L'écriture exprime (trop mécaniquement peut-être ?) la contamination flamande d'un français devenu de plus en plus douteux : l'antéposition de l'épithète (« un belge logement »), les tournures tarabiscotées (« à ton complètement idiot insu »), les néologismes (« fervemment ») contrebalancés par les archaïsmes (« parfilé »), les passés surcomposés (« où l'on t'aurait eu ingurgité »), les barbarismes (« syntactiques » — « on la voue à l'handicap »). C'est que « les phrases joliment tournées sont pratiquement inusitées en Flandre... »

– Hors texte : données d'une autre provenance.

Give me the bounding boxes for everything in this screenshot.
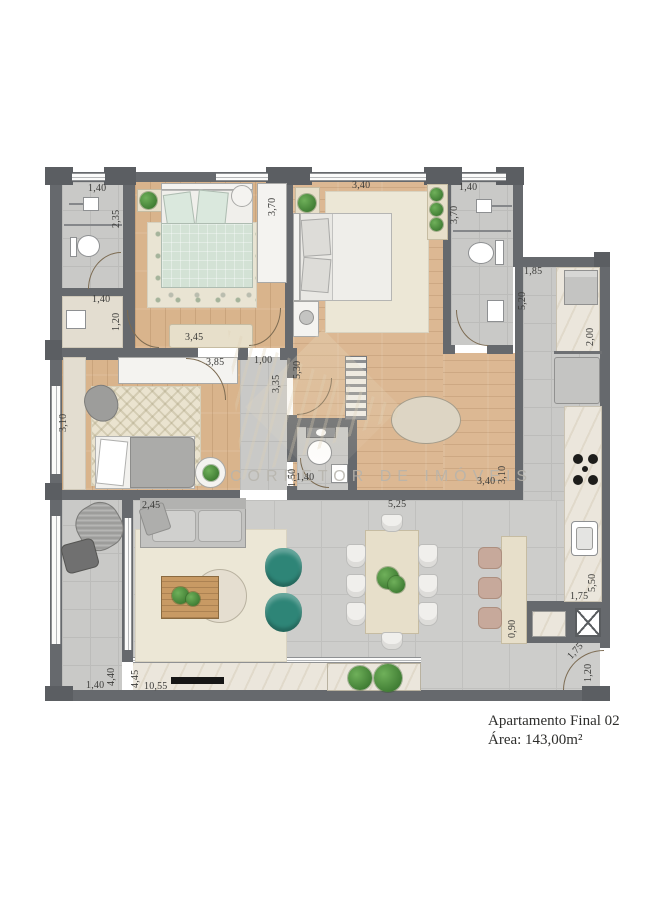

« Tu es moi. » Le moi ne survivra que par le meurtre du tu. Moi je parlerai comme un livre bien écrit, en « cette langue française si douce qu'à la parler les femmes sur la lèvre en gardent le sourire » (H. Estienne), seule façon de détruire La Flamande en elle, de se débarrasser de sa siamoise. Se donnent alors à lire les meilleures pages du livre, cruelles, dévastatrices, jubilantes : « je naîtrai à cette enfant dont le plaisir était de bien parler... » L’univers des très courtes nouvelles de Monique Dussaussois est très noir. Non pas à la manière du roman noir américain, qui retrousse les dessous pas très ragoûtants d'une société. Mais du noir étymologique de la mélancolie, « humeur noire », taedium vitae : Léo Ferré évoquait naguère un chimpanzé du zoo d'Anvers « qui donnerait ses pieds pour un revolver ». Comme s'il fallait guérir de la vie ? Les êtres y sont en même temps absents et présents, comme des minéraux. Distraits, somnolents, habités d'attentes vagues, n'éprouvant plus aucun besoin de connivence ni de haine. Le temps y est une lente usure, une érosion, comme la pluie : « un sommeil paisible, mais qui maintenant n'effaçait plus les rides. » Les choses paraissent avoir toujours été là où elles sont : « Y a-t-il autre chose ? » Certaines phrases répétées, en litanie infiniment piétinante. Le verbe brusquement y disparaît, pour ne plus laisser place qu'à des blocs de substantifs, en une sorte de figement : « II y avait une musique, toujours la même, envahissement baroque, obsession d'une ville crépusculaire et close. » Les personnages sont les gardiens des choses et des êtres : archiviste, comptable, maître d'école, pionne. Soudain, les étreint parfois une nostalgie : de châteaux de sable, d'une île, d'une enfance. Comme une douleur cardiaque, mais bientôt « le cœur a retrouvé sa cadence, rassuré, rassurant. » Ce ne sont pas des histoires. Mais tout, imperceptiblement, entre loup et chien, s'y ternit, s'y effiloche, s'y affadit, s'y fissure jusqu'à provoquer une brèche, une fêlure par où surgira la mort, ou la folie. Par hasard ? Il n'y a pas de hasard. Il fallait, pour décrire cet univers, une écriture qui n'ait pas l'air d'y toucher : allusive, pudique, privilégiant la litote ; ainsi, lorsqu’un employé boute le feu aux archives : « De toute façon, il fallait bien qu'à la fin quelqu'un — un geste qui décide. Et l'ampleur du brasier. »
Pol Charles
Monique DUSSAUSSOIS, Fêtes lointaines, Ed. Talus d'approche, 1995.